Question

Consider the following hypothetical scenario for Jordan Lake, NC. In a given year, the average watershed inflow to the lake is 900 cfs. Precipitation over the lake is 32 inches/year and evaporation over the lake is 55 inches/year; the area of the lake is 47,000 ac. If an average flow of 300 cfs must be released from the dam for the benefit of fish and downstream water users, calculate the amount of water that can be withdrawn from the lake to provide water supply for the Triangle area. Assume any other source/sink of water (such as groundwater), is negligible.

Answer 1

The lake can withdraw a maximum of
`1.464* 10^(10)` cubic feet per year to provide water supply for the Triangle area.

Step-by-step explanation:

The maximum amount of water that can be withdrawn from the lake is represented by the following formula:

`V = V_(in)+V_(p)-V_(e)-V_(out)` (Eq. 1)

Where:

`V` - Available amount of water for water supply in the Triangle area, measured in cubic feet per year.

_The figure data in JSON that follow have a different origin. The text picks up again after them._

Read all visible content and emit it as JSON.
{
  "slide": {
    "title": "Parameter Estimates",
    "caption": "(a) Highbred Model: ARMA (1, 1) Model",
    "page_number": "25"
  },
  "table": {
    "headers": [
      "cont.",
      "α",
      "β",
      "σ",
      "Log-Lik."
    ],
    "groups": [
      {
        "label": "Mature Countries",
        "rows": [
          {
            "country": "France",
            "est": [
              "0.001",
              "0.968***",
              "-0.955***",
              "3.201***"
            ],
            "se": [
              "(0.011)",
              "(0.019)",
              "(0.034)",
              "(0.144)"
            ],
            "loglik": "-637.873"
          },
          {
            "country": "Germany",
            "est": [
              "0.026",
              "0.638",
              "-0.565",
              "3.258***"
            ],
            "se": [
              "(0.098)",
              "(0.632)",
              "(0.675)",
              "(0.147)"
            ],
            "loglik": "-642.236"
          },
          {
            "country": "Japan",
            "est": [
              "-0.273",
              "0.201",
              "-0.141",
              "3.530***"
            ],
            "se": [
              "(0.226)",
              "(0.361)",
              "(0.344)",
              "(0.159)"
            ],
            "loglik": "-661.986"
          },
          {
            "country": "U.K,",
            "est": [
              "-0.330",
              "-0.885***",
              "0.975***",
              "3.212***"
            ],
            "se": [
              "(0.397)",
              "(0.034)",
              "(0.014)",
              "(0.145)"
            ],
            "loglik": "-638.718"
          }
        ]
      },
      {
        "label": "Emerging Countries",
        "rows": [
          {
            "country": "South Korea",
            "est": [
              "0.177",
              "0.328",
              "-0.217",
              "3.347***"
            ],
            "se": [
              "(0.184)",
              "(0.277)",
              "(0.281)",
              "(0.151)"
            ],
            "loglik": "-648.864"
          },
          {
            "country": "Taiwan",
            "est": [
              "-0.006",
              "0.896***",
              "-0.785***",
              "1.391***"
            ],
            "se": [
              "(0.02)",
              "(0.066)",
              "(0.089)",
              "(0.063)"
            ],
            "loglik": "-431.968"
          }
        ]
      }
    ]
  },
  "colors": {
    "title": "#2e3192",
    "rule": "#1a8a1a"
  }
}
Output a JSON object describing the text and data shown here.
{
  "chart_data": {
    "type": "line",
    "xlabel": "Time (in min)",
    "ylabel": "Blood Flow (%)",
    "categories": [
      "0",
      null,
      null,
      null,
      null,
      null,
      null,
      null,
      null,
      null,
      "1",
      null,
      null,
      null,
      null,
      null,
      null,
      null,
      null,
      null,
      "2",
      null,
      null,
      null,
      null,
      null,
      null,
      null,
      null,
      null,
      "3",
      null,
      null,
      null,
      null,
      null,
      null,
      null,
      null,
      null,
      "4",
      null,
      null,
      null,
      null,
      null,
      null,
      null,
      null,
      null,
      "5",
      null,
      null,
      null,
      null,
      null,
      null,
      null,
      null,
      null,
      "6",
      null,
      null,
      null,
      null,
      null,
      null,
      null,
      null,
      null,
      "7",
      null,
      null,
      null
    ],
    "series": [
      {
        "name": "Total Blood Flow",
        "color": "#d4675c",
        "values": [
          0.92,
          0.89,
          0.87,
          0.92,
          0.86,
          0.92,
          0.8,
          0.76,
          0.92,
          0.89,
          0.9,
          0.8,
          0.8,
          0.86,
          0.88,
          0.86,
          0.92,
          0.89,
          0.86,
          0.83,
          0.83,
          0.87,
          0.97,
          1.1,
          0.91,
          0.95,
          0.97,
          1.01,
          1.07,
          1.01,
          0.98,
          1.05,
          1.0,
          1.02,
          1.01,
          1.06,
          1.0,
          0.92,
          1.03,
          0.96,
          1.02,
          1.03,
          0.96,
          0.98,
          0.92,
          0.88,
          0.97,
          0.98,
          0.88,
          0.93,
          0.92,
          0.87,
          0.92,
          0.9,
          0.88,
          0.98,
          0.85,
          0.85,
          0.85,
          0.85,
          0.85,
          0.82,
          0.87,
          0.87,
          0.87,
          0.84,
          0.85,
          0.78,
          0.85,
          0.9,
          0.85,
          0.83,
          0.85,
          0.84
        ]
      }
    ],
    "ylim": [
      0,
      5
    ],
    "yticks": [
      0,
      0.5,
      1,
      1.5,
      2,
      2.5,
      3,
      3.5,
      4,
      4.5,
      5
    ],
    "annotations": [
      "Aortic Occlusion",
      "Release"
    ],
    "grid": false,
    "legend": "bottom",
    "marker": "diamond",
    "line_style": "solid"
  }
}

`V_(in)` - Inflow amount of water, measured in cubic feet per year.

`V_(out)` - Amount of water released for the benefit of fish and downstream water users, measured in cubic feet per year.

`V_(p)` - Amount of water due to precipitation, measured in cubic feet per year.

`V_(e)` - Amount of evaporated water, measured in cubic feet per year.

Then, we can expand this expression as follows:

`V = f_(in)\cdot \Delta t+h_(p)\cdot A_(l)-h_(e)\cdot A_(l)-f_(out)\cdot \Delta t`

`V = (f_(in)-f_(out))\cdot \Delta t +(h_(p)-h_(e))\cdot A_(l)` (Eq. 2)

Where:

`f_(in)` - Average watershed inflow, measured in cubic feet per second.

`f_(out)` - Average flow to be released, measured in cubic feet per second.

`\Delta t` - Yearly time, measured in seconds per year.

`h_(p)` - Change in lake height due to precipitation, measured in feet per year.

`h_(e)` - Change in lake height due to evaporation, measured in feet per year.

`A_(l)` - Surface area of the lake, measured in square feet.

If we know that
`f_(in) = 900\,(ft^(3))/(s)`,
`f_(out) = 300\,(ft^(3))/(s)`,
`\Delta t = 31,536,000\,(second)/(yr)`,
`h_(p) = 32\,(in)/(yr)`,
`h_(e) = 55\,(in)/(yr)` and
`A_(l) = 47,000\,acres`, the available amount of water for supply purposes in the Triangle area is:

`V = \left(900\,(ft^(2))/(s)-300\,(ft^(3))/(s) \right)\cdot \left(31,536,000\,(s)/(yr) \right) +\left(32\,(in)/(yr)-55\,(in)/(yr) \right)\cdot \left((1)/(12)\,(ft)/(in)\right)\cdot (47000\,acres)\cdot \left(43560\,(ft^(2))/(acre) \right)`
`V = 1.464* 10^(10)\,(ft^(3))/(yr)`

The lake can withdraw a maximum of
`1.464* 10^(10)` cubic feet per year to provide water supply for the Triangle area.